In 2009, Bawomataluo was placed on Indonesia's Tentative List for UNESCO World Heritage status, recognized under criteria honoring masterpieces of human creative genius, outstanding examples of traditional settlement, and sites associated with living traditions of universal significance. What makes the nomination compelling is that Bawomataluo is not a ruin. The houses that line its roads are occupied. The carved wooden facades, each encoding the status of the family within, are maintained by the craftspeople who live behind them. The megalithic stones are not artifacts in a museum but active elements of a community's spiritual landscape. Wood carving remains a practiced skill passed between generations, visible in every doorframe and structural beam. Nias's geographic isolation -- the island sits off Sumatra's western coast in the Indian Ocean -- helped preserve what colonialism and modernization erased elsewhere.

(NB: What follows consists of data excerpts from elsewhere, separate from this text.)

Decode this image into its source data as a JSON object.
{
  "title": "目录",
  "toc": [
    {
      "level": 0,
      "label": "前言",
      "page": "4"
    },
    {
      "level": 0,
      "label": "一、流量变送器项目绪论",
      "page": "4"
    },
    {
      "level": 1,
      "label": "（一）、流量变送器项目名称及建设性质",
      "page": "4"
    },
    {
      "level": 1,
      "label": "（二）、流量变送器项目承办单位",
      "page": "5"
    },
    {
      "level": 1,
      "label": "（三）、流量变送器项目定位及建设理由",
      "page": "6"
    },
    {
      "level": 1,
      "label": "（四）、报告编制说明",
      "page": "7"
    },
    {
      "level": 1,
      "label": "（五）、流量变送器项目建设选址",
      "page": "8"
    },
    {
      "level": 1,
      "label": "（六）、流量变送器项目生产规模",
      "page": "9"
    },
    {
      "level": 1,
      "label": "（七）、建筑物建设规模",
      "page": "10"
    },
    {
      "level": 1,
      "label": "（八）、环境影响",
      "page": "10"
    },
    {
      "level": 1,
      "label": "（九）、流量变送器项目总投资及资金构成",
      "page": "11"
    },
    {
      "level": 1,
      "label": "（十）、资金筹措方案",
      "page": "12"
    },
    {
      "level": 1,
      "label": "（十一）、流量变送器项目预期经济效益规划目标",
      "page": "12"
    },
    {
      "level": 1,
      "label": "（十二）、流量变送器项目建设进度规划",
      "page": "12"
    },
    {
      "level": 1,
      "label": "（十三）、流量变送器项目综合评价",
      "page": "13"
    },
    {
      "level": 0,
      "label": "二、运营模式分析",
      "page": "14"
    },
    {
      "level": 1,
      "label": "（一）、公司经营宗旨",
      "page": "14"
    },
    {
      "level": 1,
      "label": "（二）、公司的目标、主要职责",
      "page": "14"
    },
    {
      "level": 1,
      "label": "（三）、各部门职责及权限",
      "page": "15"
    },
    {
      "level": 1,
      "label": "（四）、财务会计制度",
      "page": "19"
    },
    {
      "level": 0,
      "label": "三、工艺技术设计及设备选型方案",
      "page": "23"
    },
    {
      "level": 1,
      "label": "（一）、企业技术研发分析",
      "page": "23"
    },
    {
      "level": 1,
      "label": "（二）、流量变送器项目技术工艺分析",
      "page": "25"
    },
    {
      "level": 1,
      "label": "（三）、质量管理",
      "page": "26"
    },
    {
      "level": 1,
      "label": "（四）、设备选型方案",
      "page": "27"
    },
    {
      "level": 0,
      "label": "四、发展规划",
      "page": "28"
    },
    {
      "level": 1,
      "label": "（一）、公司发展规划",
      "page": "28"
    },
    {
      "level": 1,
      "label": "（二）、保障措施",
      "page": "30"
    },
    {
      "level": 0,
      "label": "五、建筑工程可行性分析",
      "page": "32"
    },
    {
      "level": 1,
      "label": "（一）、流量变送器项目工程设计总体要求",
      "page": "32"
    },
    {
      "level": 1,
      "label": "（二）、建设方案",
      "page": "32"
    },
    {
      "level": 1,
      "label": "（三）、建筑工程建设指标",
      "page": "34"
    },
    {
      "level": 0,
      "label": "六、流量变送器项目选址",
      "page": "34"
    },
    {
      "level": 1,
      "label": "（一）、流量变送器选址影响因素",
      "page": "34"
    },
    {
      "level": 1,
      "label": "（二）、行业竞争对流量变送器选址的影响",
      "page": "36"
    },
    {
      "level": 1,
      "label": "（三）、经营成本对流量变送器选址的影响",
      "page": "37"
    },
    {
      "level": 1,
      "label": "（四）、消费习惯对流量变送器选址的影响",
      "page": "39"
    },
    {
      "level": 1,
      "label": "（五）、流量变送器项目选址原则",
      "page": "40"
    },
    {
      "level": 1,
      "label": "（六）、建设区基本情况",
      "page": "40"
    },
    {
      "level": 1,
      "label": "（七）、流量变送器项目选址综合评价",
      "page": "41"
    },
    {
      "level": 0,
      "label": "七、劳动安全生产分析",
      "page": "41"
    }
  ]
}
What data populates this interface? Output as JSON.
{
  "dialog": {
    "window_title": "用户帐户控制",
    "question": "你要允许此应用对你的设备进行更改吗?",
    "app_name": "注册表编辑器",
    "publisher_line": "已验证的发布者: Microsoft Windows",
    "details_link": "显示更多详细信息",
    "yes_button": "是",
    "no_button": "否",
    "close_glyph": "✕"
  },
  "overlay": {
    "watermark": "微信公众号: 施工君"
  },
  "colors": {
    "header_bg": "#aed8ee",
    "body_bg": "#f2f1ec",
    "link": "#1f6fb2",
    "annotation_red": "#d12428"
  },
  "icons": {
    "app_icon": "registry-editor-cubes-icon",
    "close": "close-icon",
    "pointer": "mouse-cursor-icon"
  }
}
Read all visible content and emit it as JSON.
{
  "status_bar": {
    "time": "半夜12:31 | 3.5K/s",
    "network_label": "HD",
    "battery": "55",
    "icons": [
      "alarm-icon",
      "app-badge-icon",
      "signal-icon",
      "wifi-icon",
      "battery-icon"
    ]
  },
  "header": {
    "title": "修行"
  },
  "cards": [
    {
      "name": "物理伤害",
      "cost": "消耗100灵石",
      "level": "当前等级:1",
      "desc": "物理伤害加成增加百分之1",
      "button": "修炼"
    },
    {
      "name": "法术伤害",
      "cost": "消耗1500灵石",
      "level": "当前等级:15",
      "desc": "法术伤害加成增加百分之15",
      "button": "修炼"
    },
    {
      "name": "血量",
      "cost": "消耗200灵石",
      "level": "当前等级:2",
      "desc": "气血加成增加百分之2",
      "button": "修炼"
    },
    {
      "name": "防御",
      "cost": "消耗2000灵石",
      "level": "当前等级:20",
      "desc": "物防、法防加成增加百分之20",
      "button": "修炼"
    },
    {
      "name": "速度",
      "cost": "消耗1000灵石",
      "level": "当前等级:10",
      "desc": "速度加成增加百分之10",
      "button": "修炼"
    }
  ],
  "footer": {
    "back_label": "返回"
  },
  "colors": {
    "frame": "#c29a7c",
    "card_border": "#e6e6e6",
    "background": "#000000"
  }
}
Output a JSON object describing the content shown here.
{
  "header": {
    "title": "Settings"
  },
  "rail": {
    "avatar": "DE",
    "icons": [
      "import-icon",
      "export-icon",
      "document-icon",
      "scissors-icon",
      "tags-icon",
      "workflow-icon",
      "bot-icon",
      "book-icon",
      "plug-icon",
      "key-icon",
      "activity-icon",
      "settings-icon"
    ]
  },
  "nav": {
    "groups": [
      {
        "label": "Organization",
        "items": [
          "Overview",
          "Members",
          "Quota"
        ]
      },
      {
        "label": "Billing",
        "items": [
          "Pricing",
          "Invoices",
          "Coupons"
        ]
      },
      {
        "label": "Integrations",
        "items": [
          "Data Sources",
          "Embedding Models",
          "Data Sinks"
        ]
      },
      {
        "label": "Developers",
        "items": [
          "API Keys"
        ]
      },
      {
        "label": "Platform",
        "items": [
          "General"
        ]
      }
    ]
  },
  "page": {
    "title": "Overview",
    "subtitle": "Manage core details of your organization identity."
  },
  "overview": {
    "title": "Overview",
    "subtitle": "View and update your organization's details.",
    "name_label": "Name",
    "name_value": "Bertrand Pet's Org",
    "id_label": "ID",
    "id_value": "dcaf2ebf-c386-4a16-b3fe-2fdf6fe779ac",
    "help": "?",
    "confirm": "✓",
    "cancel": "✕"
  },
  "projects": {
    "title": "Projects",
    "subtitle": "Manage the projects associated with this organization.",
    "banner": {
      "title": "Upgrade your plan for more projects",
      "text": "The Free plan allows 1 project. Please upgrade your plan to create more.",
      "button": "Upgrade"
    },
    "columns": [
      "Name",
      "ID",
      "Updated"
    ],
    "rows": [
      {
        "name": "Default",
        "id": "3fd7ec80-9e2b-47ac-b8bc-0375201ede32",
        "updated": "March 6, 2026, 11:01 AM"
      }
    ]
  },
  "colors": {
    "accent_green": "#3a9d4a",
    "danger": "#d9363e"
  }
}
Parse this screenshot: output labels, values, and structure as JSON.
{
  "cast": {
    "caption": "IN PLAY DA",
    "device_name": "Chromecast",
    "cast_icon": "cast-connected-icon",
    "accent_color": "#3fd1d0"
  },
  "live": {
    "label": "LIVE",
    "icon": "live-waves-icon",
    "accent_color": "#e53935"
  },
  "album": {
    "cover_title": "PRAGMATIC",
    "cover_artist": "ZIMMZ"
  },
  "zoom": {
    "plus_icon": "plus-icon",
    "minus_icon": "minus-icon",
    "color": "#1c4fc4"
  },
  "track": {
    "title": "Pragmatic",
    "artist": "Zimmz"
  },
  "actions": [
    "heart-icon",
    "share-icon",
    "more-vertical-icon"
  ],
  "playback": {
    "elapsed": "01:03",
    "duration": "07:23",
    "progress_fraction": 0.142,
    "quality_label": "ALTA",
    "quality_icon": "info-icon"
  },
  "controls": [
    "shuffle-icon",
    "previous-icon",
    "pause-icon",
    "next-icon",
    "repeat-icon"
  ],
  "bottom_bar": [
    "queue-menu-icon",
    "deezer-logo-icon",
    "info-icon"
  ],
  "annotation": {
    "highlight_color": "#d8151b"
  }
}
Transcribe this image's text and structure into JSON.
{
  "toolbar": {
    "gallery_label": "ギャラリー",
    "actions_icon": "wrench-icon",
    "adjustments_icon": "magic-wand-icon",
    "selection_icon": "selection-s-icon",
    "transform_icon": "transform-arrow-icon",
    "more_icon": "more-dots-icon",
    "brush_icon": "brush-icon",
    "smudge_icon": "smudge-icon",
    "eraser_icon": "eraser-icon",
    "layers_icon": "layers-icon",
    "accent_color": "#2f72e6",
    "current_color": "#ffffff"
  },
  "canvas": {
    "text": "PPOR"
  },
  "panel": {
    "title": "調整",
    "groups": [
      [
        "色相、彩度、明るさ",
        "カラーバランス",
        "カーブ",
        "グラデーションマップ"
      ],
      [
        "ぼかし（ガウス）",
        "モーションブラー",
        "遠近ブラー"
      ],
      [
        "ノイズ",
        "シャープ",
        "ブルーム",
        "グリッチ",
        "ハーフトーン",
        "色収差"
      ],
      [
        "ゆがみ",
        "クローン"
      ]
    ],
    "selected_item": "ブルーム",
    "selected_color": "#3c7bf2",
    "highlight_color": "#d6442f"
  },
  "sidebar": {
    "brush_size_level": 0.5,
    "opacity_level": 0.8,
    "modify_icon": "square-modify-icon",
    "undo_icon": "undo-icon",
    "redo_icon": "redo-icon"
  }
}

Bawomataluo endures because it never stopped being a place where people live according to the patterns their ancestors established.

From the Air

Located at 0.617N, 97.787E on southern Nias Island, Indonesia. The village sits on a prominent flat-topped hill approximately 400 meters above sea level, 4 km inland from the coast. Nearest airport is Binaka Airport (ICAO: WIMB) near Gunungsitoli, roughly 100 km to the north. The hilltop clearing and stone-paved roads may be visible at lower altitudes. Teluk Dalam port is 15 km away. The island chain runs parallel to Sumatra's western coast.